Hubert Beck | 31.10.2011
Die Fotografie ist das Medium, das die „Primärdemonstrationen“ Rinkes der ersten Hälfte der 1970er Jahre festhält. Unter Primärdemonstration versteht Klaus Rinke die Darstellung wesentlicher Dinge wie Zeit, Raum, Körper und Handlung. Entscheidend bei diesen skulptural anmutenden Aktionen ist, dass der Künstler selbst der Performer seiner Aktionen ist. Das verbindet ihn mit Künstlern wie Dieter Appelt, Anna und Bernhard Blume, Jürgen Klauke und anderen. In Die Wand ist Rinkes Werkvorstellung der 1970er-Jahre in der radikalen Einfachheit der Mittel exemplarisch realisiert. Nicht zuletzt durch die Präsenz des Künstlers im Bild zeigt sich, dass hier das fotografische Werk als eigenständige Arbeit konzipiert ist. Diese New Yorker Aktion wurde wie andere jener Zeit nur für die fotografische Arbeit durchgeführt.
Auffallend bei Die Wand ist zudem, dass das Werk auf die wissenschaftlich experimentellen Anfangszeiten des fotografischen Mediums wie etwa die Time-Motion-Aufnahmen eines Eadweard Muybridge verweist. Durch das Motiv der Wand haben wir es ebenso mit einer Architektur- bzw. Stadtfotografie zu tun. Doch Rinke geht es in erster Linie um Prozessabläufe. Waren diese vor 1972 oft mit dem Element Wasser verknüpft, ergreift der Künstler danach körperlich organisierte Vermessungsmaßnahmen, als wolle er sich der Beziehung von Mensch und Raum neu vergewissern. Diese Beziehung lag schon dem Proportionsschema Leonardos zugrunde. So erinnern andere Arbeiten Rinkes, bei denen er die Arme ausstreckt, nicht zufällig an diese Figur.
Um der Bedeutung dieses Werks aus dem Jahr 1971 gerecht zu werden, war es notwendig erhaltende Maßnahmen zu ergreifen. Gerade die Künstler der 1960er- und 1970er-Jahre, die ihre Aktionen dokumentieren wollten, haben kein besonderes Augenmerk auf die Haltbarkeit ihrer Fotografien gelegt.

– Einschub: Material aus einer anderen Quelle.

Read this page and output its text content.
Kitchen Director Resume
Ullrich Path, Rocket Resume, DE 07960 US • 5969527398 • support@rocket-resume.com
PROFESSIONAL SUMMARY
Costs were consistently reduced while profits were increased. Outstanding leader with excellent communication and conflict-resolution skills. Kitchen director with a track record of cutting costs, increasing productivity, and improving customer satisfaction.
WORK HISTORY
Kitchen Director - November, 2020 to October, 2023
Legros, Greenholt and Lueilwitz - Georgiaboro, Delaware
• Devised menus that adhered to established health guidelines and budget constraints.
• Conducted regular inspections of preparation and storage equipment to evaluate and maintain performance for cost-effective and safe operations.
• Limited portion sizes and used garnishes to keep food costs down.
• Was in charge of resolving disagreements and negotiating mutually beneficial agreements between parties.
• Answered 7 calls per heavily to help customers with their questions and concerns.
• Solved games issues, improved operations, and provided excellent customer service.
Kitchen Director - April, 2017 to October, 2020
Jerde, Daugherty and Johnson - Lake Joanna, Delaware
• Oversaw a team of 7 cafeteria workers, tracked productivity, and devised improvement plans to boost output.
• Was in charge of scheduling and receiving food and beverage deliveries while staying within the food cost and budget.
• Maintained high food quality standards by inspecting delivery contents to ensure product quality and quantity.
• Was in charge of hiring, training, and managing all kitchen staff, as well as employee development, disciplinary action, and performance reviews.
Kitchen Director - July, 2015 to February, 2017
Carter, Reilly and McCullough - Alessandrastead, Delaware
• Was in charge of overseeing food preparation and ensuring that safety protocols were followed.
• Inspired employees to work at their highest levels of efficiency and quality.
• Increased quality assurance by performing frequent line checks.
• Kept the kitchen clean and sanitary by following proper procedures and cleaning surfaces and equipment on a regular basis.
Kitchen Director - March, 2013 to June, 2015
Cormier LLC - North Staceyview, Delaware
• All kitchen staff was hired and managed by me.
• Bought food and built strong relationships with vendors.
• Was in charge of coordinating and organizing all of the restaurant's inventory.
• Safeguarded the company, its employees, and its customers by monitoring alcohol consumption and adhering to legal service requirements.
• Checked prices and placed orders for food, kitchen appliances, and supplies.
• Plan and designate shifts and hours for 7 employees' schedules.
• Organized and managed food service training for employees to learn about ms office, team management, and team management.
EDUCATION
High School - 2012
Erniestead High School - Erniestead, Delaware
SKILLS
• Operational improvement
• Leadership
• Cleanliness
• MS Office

Die signierten Originalabzüge mussten aus den vom Künstler hergestellten Stahlrahmen, die mit säurehaltigen Holzrückwänden versehen waren,entfernt werden, weil das Glas direkt auf den Silbergelatine-Abzügen auflag und bereits an einigen Stellen mit dem Glas eine Verbindung eingegangen war. Um die Arbeiten langfristig zu sichern, gleichzeitig aber auch die vom Künstler gewählte Präsentationsform zu erhalten, entschieden sich die Kuratoren aus der DZ BANK Kunstsammlung zusammen mit Klaus Rinke, etwas kleinere Abzüge der Serie herstellen zu lassen und diese dann mit Abstandhalter in die originalen Stahlrahmen einzubringen. Außerdem wurden die Rückwände ausgetauscht und die restaurierten Originale in einer dafür hergestellten säurefreien Verpackung eingelagert.
Klaus Rinke wurde 1939 in Wattenscheid geboren. Nach einer Lehre als Plakatmaler in Gelsenkirchen studierte er Malerei an der Folkwangschule in Essen. Klaus Rinke lehrte von 1974 bis 2004 als Professor für Bildhauerei an der Staatlichen Kunstakademie Düsseldorf. Er lebt heute in Neufelden, Österreich.